BluPhire 05-28-2010 02:46 PM

Quote:

Originally Posted by yougc (Post 1936257)
Ok now the guy has come back and apologized for ignoring me. What the heck? I am so confused. Are all guys like this?


How old are you?

dreamseeker 05-28-2010 03:34 PM

she said in another thread that she's over 30. LOL

eta: she also said she was going to get her advice elsewhere. *insert pb's rotfl smiley* lol

yougc 05-28-2010 10:14 PM

I said I was going to get my advice about the physical love part elsewhere, not this. And yes I'm in mid-30's what is wrong with that? You guys are really mean. Someday you will all get what's coming to you. I come here for help, not to be insulted.

I wouldn't be surprised if you guys who insulted me go through a miserable life now or one day. You would look back and wonder why or what you did to deserve it.

Yes I'll go elsewhere now. Far away from this place where real, normal people are not so immature and ignorant. Surprise you people even offer advice. Have any of you been in a relationship before or is this site your only life? I wouldn't be one bit surprised if it is. I'm just here a few weeks. You guys were here since the beginning. Sad, real sad and pathetic. I laugh at you.

Drolefille 05-28-2010 10:18 PM

Quote:

Originally Posted by yougc (Post 1936585)
I said I was going to get my advice about the physical love part elsewhere, not this. And yes I'm in mid-30's what is wrong with that? You guys are really mean. Someday you will all get what's coming to you. I come here for help, not to be insulted.

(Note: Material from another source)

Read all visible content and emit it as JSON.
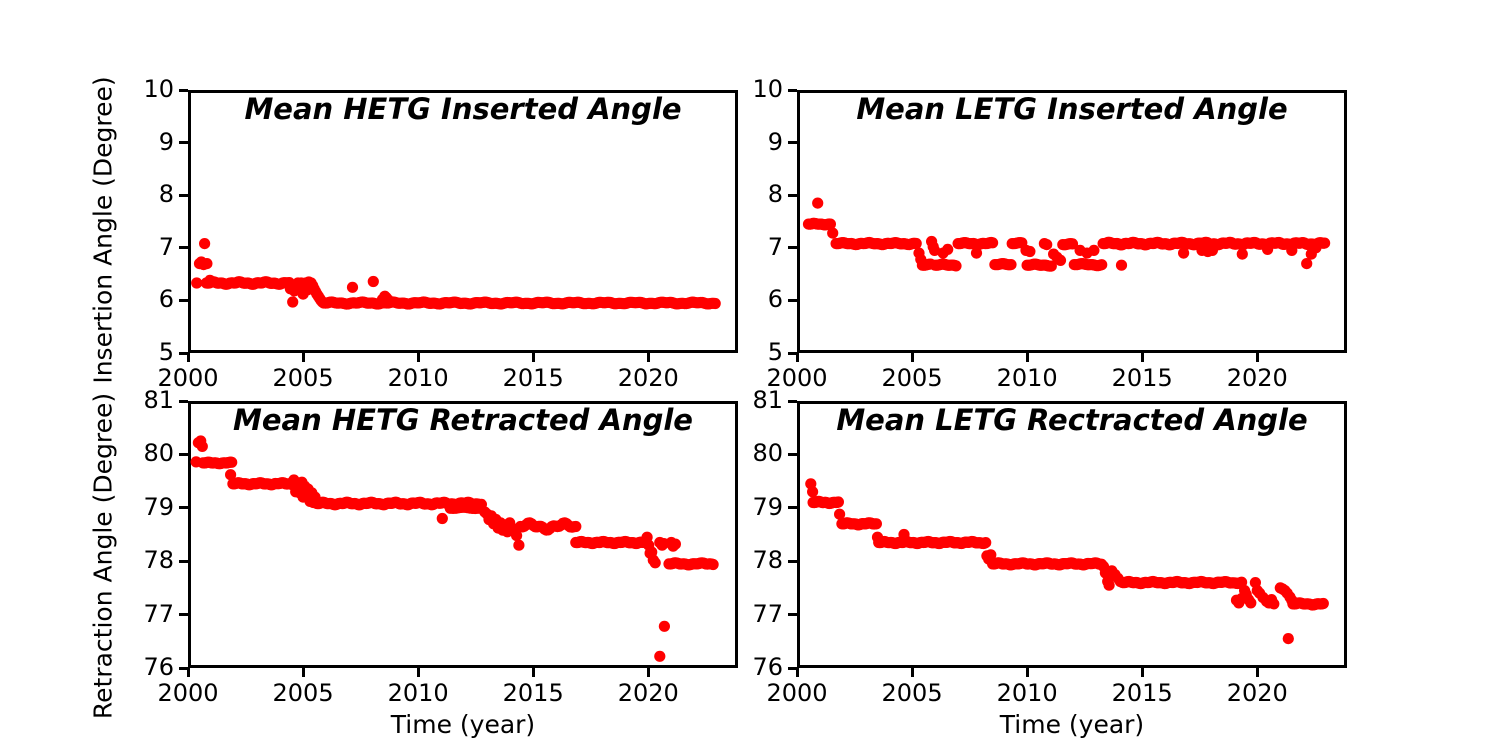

I wouldn't be surprised if you guys who insulted me go through a miserable life now or one day. You would look back and wonder why or what you did to deserve it.

Yawn. You got a lot of good honest advice.

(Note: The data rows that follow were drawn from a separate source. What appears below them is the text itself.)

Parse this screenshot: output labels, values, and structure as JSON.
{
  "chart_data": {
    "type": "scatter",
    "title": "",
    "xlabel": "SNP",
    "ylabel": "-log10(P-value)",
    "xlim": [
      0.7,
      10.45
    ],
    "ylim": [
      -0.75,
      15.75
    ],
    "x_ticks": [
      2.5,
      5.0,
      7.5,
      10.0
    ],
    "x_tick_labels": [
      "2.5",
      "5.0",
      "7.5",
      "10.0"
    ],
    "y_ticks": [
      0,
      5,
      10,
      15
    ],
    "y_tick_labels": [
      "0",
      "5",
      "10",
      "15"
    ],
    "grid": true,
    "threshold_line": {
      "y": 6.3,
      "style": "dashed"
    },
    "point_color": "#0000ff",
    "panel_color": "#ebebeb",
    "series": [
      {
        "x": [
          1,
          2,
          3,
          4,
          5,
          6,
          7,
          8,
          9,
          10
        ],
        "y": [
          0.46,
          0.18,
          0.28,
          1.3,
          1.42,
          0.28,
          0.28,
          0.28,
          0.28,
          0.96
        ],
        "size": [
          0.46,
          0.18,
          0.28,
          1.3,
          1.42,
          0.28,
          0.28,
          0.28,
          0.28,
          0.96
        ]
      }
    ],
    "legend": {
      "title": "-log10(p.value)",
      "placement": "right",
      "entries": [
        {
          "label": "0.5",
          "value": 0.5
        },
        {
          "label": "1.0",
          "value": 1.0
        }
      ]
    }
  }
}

So where do you go to be insulted?

Drolefille 05-28-2010 10:19 PM

Quote:

Originally Posted by yougc (Post 1936585)
I said I was going to get my advice about the physical love part elsewhere, not this. And yes I'm in mid-30's what is wrong with that? You guys are really mean. Someday you will all get what's coming to you. I come here for help, not to be insulted.

I wouldn't be surprised if you guys who insulted me go through a miserable life now or one day. You would look back and wonder why or what you did to deserve it.

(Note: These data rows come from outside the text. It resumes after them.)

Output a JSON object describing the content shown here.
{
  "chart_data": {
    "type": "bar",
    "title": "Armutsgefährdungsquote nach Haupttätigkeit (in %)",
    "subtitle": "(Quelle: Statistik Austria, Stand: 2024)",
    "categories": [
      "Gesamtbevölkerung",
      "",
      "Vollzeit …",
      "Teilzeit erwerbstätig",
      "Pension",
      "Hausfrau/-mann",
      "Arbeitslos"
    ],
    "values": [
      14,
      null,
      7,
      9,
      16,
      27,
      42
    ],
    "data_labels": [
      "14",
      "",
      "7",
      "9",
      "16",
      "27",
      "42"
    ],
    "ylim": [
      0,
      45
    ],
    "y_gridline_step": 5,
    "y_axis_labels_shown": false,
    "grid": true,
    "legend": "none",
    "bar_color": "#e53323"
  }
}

Yes I'll go elsewhere now. Far away from this place where real, normal people are not so immature and ignorant. Surprise you people even offer advice. Have any of you been in a relationship before or is this site your only life? I wouldn't be one bit surprised if it is. I'm just here a few weeks. You guys were here since the beginning. Sad, real sad and pathetic. I laugh at you.

Requoted for flouncy posterity.

Yes we just live on the internets us people with no lives. I don't know how we managed to join sororities or fraternities.

dreamseeker 05-28-2010 11:16 PM

Quote:

Originally Posted by yougc (Post 1936585)
Far away from this place where real, normal people are not so immature and ignorant...... Have any of you been in a relationship before or is this site your only life? I wouldn't be one bit surprised if it is.

orly?

Quote:

Surprise you people even offer advice.
shut up and go away. lots of us gave u awesome advice (including myself) initially.
Quote:

I laugh at you.
here....this is for you. go put it on a tshirt and feel special.